Along with financial costs, distribution losses also contribute to greater greenhouse gas emissions and increased water stress within the region.
On average, electricity utilities in the continent lose 23 percent of all energy consumed due to operational inefficiencies, at a cost of almost $3.3 billion per year, compared to a 10 percent global average.
“Such inefficiencies undermine the future performance of utilities, dissuade investment, and harm the environment,” says the IFC.
Africa is struggling with huge operational inefficiencies estimated at more than $3 billion annually which have caused the region to suffer the world’s highest energy prices, with most of its electricity providers barely breaking even, limiting their scope for reinvestment.
Kenya Power, which is 50.1 percent owned by the state, is facing a demand crisis due to its inflated electricity bills, corruption and increasing shift to solar energy by households and industries.
The firm disclosed in its annual report (2019) that demand risk is among major concerns to its operations as heavy-consuming industrialists seeking reliable and cheaper supply shift to solar power.
In July last year, the government reconstituted Kenya Power’s entire board as part of efforts to streamline its operations, enhance efficiency in power distribution and transmission and restore the firm to a profitability path.
The firm’s system losses have increased to 23.46 percent from 18.68 percent in the past seven years.

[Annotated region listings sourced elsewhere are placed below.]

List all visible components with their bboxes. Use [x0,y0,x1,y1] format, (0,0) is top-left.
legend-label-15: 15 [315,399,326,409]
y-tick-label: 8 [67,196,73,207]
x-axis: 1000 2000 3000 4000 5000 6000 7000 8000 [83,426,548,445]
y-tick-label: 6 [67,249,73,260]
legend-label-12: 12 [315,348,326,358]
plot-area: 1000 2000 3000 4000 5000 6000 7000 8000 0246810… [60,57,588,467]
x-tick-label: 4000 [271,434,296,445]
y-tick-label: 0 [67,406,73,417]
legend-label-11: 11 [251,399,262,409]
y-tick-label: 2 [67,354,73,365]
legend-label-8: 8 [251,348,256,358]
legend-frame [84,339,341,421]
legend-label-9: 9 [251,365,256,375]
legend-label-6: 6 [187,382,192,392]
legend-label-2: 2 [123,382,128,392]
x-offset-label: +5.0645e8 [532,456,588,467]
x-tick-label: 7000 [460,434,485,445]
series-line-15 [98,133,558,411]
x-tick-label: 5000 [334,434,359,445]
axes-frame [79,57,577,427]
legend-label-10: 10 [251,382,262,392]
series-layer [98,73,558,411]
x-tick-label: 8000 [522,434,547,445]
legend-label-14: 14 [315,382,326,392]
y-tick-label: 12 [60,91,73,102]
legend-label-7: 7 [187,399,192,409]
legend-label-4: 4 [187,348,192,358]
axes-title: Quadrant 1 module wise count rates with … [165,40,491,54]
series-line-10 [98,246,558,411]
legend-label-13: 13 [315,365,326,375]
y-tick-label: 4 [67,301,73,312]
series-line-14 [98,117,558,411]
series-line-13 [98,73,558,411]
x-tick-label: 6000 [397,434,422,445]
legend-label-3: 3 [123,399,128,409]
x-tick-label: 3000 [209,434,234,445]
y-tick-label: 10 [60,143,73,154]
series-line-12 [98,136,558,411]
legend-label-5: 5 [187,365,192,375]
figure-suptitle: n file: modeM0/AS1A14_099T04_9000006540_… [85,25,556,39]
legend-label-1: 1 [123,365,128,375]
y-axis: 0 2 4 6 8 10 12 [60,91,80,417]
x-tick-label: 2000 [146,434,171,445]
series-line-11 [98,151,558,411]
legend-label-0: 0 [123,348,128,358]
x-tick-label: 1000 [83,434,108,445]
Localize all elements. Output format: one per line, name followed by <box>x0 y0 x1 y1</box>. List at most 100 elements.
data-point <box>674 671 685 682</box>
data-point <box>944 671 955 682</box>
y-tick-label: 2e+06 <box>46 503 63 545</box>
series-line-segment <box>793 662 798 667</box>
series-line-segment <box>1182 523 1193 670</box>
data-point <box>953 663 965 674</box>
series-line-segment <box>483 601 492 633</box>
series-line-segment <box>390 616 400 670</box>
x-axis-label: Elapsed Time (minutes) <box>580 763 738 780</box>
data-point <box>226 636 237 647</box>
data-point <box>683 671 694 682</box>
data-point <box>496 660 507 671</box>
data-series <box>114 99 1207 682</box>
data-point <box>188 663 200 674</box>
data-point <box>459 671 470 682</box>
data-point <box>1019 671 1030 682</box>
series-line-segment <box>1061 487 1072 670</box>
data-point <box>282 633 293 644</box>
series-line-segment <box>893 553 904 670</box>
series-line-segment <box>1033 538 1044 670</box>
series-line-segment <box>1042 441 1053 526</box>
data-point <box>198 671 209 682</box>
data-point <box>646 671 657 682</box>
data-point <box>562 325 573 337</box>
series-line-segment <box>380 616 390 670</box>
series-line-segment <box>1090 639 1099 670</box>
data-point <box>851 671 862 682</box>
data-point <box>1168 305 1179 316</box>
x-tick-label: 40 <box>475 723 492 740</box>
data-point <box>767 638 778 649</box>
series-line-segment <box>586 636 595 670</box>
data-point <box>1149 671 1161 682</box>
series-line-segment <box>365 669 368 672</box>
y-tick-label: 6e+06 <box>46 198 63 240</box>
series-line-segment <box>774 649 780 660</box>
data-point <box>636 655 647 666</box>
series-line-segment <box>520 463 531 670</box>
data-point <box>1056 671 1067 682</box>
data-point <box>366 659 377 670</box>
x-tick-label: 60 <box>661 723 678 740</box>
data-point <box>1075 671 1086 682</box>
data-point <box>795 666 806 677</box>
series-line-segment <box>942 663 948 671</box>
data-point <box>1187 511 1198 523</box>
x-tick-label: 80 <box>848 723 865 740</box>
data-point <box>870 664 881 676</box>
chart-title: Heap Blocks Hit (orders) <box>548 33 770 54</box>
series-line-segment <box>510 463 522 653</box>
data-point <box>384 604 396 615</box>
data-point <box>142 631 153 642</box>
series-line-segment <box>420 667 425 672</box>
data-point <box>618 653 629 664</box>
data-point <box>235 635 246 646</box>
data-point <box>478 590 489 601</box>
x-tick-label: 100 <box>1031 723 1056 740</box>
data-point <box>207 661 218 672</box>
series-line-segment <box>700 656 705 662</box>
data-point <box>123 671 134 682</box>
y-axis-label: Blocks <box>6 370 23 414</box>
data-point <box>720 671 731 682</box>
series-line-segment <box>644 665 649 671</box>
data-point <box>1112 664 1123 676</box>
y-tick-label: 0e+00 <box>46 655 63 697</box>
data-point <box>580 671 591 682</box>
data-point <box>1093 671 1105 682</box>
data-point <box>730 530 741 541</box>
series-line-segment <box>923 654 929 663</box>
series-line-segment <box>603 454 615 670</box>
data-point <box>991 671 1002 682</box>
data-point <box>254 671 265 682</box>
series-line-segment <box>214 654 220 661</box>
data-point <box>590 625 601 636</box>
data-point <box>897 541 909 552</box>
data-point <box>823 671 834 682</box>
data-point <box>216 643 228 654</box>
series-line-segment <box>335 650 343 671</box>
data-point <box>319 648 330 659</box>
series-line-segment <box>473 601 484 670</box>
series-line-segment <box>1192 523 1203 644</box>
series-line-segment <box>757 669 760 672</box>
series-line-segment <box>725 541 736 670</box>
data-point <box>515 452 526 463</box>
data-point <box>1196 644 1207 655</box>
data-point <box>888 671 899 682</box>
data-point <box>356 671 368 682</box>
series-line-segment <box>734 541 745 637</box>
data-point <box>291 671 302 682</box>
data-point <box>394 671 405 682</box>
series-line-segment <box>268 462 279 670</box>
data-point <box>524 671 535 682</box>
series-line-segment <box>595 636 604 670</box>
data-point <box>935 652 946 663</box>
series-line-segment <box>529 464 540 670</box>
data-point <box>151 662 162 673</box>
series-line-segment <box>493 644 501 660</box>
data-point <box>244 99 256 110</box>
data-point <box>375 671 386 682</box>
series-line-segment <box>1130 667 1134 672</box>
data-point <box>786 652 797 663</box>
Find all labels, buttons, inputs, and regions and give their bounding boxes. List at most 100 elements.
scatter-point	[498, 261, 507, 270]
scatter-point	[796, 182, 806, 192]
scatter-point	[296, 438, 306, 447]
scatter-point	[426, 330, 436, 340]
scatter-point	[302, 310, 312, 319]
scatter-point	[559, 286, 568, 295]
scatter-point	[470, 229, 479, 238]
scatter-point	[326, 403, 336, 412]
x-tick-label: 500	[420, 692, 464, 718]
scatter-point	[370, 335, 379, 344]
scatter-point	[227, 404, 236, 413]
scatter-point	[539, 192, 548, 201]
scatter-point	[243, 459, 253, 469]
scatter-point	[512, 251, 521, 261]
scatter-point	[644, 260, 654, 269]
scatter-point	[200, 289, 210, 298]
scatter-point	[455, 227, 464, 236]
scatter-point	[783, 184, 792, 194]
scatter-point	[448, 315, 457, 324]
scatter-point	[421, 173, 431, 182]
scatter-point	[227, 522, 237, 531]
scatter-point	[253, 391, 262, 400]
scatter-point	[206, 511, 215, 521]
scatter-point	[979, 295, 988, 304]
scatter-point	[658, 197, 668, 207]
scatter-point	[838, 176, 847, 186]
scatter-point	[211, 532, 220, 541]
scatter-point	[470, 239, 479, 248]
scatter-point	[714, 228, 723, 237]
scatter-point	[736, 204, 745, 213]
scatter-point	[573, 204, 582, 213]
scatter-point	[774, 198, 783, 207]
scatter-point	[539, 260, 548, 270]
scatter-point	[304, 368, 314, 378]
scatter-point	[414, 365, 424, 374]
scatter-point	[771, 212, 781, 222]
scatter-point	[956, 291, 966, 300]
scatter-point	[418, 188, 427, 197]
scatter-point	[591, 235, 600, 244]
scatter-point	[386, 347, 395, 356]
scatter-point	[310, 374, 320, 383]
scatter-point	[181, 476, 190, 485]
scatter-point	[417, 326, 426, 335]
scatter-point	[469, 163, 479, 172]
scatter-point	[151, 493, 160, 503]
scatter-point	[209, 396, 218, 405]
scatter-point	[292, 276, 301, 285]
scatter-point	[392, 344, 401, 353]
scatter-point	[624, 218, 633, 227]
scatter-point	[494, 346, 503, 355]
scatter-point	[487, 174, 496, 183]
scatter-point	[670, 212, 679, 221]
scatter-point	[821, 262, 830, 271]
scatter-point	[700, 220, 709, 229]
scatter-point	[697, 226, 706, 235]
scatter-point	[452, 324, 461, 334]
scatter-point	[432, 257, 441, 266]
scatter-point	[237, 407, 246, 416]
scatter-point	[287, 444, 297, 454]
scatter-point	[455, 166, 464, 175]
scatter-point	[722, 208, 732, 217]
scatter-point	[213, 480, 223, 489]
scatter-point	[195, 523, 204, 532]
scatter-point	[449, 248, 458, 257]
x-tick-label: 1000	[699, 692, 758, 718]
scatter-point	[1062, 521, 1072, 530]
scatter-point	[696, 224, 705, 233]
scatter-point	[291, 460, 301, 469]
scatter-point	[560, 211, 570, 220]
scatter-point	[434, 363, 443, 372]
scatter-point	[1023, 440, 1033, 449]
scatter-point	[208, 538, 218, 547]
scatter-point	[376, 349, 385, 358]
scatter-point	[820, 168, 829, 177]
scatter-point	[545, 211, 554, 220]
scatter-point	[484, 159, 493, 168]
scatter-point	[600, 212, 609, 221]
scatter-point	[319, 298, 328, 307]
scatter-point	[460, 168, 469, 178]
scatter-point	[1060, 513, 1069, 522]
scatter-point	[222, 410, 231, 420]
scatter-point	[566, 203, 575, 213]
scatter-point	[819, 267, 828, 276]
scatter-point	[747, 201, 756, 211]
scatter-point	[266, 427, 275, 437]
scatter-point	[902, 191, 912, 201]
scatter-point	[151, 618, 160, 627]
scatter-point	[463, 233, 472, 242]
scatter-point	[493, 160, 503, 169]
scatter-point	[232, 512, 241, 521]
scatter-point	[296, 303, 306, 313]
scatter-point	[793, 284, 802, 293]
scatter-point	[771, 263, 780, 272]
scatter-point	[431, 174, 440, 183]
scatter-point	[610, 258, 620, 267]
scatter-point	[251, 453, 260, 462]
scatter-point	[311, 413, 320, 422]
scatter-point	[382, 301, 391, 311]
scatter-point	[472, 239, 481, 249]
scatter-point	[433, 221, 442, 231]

The firm attributes its high transmission and distribution costs to higher allowance for expected credit losses and provisions for obsolete and slow-moving inventories.
In Uganda, Umeme Ltd is the country’s main electricity distribution company. The firm is responsible for distributing 97 percent of electricity through a 20-year electricity distribution concession from the government that took effect on March 1, 2005.
State-owned Botswana Power Corporation has been making operating losses for years due to high import costs, nonperforming assets and operational inefficiencies, causing it to rely on government subsidies to stay afloat.
Morocco is partially unbundling electricity sector by steadily allowing an increasing amount of private participation through a series of reforms introduced since the mid-1990s.